De nombreux opposants au régime en prison



La répression s’accentue en Chine contre les dissidents à quelques mois des Jeux Olympiques de Pékin. Le pouvoir central fait le nécessaire pour que cet évenement mondial ne serve pas de tribune aux opposants au régime.

Le 27 décembre dernier Hu Jia, membre d’un réseau d’"avocats aux pieds nus" qui tentent de faire entendre les voix de ceux dont les libertés sont bafouées, a été arrêté.

Certains observateurs étrangers estiment que le gouvernement chinois instaure un climat de peur pour être sûr que tout se déroulera comme il le souhaite pendant les Jeux Olympiques.

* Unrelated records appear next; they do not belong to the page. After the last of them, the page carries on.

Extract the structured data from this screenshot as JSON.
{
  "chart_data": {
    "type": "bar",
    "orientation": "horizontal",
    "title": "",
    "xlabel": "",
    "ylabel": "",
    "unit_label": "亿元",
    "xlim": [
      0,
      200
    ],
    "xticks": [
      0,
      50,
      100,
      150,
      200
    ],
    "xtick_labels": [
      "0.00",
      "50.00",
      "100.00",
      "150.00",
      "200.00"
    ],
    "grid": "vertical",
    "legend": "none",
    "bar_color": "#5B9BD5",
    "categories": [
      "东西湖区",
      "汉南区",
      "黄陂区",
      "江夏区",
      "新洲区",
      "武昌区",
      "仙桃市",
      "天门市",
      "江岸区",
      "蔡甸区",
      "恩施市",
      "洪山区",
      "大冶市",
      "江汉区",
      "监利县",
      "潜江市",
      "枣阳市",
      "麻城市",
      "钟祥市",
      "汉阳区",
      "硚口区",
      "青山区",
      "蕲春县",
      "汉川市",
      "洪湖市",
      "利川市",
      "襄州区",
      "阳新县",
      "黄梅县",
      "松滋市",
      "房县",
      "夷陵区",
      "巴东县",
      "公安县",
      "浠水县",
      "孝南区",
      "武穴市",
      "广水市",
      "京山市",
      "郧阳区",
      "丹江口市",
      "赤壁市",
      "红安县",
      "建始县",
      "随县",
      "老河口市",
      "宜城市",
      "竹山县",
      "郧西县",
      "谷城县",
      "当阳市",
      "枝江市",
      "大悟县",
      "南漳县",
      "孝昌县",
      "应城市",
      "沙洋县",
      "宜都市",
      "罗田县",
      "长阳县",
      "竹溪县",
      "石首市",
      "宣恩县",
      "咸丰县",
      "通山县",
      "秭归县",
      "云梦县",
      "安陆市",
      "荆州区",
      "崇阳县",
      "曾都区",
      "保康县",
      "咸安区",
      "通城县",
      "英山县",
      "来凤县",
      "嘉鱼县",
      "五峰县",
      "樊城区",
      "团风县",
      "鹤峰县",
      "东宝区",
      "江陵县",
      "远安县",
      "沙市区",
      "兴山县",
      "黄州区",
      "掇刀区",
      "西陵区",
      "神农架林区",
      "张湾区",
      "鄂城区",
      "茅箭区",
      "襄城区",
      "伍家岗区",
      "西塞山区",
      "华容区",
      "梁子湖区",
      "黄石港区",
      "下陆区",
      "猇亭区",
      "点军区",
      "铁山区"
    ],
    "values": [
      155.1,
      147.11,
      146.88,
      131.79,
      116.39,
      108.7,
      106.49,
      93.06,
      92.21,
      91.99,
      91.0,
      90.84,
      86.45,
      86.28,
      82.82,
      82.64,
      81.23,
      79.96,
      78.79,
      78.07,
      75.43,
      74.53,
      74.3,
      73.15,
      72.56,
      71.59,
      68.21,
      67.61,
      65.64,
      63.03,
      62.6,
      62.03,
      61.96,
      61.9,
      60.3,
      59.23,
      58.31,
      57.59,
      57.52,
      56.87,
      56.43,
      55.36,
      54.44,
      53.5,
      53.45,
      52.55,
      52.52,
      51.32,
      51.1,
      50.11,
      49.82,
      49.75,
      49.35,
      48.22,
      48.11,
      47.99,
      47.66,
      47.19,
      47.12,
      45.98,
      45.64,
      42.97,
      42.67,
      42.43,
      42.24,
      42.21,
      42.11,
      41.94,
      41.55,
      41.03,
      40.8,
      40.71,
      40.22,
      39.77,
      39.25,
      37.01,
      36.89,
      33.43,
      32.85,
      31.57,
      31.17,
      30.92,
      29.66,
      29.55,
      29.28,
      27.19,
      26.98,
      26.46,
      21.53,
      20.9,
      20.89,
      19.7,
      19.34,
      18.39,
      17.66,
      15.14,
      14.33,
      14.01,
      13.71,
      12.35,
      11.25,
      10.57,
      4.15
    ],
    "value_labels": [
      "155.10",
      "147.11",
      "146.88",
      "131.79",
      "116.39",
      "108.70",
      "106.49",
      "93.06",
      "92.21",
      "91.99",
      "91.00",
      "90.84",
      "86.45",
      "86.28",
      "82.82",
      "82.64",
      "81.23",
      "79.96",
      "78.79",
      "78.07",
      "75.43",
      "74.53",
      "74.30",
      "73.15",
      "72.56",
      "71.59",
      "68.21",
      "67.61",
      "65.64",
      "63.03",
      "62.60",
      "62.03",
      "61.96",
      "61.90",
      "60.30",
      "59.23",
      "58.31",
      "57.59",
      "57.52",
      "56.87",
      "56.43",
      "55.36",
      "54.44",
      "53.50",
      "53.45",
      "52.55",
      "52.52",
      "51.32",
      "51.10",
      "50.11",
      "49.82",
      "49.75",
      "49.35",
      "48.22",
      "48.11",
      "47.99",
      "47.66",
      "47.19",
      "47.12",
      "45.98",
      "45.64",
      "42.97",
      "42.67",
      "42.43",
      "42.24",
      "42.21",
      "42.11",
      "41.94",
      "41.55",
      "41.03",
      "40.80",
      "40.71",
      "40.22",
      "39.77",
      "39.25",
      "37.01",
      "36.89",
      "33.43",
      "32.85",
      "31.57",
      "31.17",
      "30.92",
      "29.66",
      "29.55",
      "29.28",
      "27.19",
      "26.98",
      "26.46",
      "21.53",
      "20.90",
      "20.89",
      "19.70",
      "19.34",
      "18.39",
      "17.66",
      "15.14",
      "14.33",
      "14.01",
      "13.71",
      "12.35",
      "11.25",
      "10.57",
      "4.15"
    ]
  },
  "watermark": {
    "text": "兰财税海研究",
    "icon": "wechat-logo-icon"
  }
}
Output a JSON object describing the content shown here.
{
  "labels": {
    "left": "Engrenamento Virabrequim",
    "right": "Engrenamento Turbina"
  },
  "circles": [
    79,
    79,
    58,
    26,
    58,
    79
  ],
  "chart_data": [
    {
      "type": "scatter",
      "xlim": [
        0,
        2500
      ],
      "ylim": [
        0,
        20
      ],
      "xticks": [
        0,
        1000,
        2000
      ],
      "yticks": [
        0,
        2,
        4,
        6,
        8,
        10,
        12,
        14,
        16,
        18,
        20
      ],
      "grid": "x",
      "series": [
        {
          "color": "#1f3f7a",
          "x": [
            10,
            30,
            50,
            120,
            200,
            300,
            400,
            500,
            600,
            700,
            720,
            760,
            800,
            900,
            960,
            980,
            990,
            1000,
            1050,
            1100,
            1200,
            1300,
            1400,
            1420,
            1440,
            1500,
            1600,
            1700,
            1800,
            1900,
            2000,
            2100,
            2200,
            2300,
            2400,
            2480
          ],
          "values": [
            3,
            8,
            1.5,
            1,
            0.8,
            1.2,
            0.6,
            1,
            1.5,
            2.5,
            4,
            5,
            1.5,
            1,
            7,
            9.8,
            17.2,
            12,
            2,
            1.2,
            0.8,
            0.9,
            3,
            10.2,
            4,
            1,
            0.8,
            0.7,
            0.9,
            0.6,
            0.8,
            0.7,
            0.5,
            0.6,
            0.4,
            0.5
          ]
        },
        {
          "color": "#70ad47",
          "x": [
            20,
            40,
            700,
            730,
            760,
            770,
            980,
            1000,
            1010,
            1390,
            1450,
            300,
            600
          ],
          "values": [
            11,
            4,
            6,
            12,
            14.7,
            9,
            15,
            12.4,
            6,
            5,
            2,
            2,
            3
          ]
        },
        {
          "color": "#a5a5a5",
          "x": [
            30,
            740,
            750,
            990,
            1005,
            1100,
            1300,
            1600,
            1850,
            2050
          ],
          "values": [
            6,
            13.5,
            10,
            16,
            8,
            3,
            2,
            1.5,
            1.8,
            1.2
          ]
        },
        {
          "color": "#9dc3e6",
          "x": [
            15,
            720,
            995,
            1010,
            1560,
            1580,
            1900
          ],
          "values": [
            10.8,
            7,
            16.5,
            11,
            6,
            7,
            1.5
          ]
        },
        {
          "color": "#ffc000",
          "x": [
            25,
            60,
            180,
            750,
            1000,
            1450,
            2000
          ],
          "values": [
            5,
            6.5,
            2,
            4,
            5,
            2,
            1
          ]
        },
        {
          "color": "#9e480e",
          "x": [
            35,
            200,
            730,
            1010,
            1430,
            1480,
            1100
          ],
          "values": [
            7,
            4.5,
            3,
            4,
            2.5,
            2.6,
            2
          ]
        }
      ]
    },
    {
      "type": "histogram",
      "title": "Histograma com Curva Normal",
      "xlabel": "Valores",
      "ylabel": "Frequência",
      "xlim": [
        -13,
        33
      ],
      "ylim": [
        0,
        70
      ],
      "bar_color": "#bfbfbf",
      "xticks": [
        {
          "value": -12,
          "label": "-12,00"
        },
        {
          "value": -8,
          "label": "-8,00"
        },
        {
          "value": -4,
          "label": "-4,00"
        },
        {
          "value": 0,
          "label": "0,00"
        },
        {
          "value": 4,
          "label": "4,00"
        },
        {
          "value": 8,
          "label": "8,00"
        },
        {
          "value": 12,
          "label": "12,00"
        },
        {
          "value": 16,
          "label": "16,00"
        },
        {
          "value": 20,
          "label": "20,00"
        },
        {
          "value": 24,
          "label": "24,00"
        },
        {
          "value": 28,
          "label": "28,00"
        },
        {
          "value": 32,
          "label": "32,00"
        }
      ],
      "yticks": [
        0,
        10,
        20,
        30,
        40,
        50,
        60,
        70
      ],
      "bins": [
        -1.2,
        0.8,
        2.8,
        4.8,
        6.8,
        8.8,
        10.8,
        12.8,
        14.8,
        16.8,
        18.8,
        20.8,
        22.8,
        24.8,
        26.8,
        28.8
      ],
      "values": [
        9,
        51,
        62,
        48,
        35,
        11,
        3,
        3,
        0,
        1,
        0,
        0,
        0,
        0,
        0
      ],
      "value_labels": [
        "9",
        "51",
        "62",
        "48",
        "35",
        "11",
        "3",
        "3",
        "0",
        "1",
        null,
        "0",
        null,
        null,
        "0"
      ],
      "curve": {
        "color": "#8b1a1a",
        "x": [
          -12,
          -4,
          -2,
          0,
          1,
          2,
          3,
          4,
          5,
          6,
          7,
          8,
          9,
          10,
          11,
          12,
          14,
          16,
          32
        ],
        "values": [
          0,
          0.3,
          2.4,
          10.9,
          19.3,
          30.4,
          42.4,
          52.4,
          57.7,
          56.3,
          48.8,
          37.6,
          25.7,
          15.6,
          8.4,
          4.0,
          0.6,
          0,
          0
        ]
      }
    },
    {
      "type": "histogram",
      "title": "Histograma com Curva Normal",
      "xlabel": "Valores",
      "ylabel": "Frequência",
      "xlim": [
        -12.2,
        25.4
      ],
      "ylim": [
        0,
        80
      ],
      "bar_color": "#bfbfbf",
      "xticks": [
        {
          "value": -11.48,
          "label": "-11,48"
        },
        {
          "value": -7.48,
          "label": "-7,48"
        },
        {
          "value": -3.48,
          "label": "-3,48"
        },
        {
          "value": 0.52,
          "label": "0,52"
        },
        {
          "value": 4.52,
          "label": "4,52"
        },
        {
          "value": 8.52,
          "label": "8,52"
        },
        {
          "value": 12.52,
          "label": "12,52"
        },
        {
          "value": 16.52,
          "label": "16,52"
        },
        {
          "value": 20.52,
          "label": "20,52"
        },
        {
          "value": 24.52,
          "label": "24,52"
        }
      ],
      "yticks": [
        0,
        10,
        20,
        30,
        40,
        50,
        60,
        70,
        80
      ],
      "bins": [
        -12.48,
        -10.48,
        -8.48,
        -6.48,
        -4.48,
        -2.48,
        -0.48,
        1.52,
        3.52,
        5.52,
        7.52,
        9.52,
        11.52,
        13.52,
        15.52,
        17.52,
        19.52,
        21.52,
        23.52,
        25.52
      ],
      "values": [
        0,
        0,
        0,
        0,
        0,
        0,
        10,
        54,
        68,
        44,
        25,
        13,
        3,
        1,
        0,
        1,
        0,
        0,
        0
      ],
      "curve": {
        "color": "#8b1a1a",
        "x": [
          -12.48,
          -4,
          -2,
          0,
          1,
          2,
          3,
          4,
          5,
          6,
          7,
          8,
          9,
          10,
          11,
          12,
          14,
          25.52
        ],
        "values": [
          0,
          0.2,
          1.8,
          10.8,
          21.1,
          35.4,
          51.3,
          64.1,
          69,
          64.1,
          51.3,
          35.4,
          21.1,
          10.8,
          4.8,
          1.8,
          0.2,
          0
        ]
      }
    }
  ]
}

Pékin considère que cet évenement mondial est un motif de fierté nationale, une vitrine pour le monde entier et n’a pas envie de voir certains opposants venir gâcher la fête.

Beaucoup sont préoccupés par ce qui se passe actuellement en Chine car Pékin avait reçu le droit d’organiser les jeux en échange d’un assouplissement sur le thème des droits de l’homme, mais c’est le contraire qui est en train de se passer.

Hu Jia est détenu dans une prison de Pékin alors qu’il était auparavant en résidence surveillée. Sa famille n’a pas le droit de sortir de sa maison et on lui a coupé son téléphone ni recevoir la visite de journalistes. Son mari est lui coupé du monde extérieur et même son avocat ne peut prendre contact avec lui.

Plusieurs autres opposants au régime, des avocats, des militants ont été incarcéré sans procès. C’est le cas de Guo Feixiong qui dénonçait la corruption du Parti Communiste, ou de Wang Dejia qui animait un blog sur iinternet au sujet des droits de l’homme en Chine.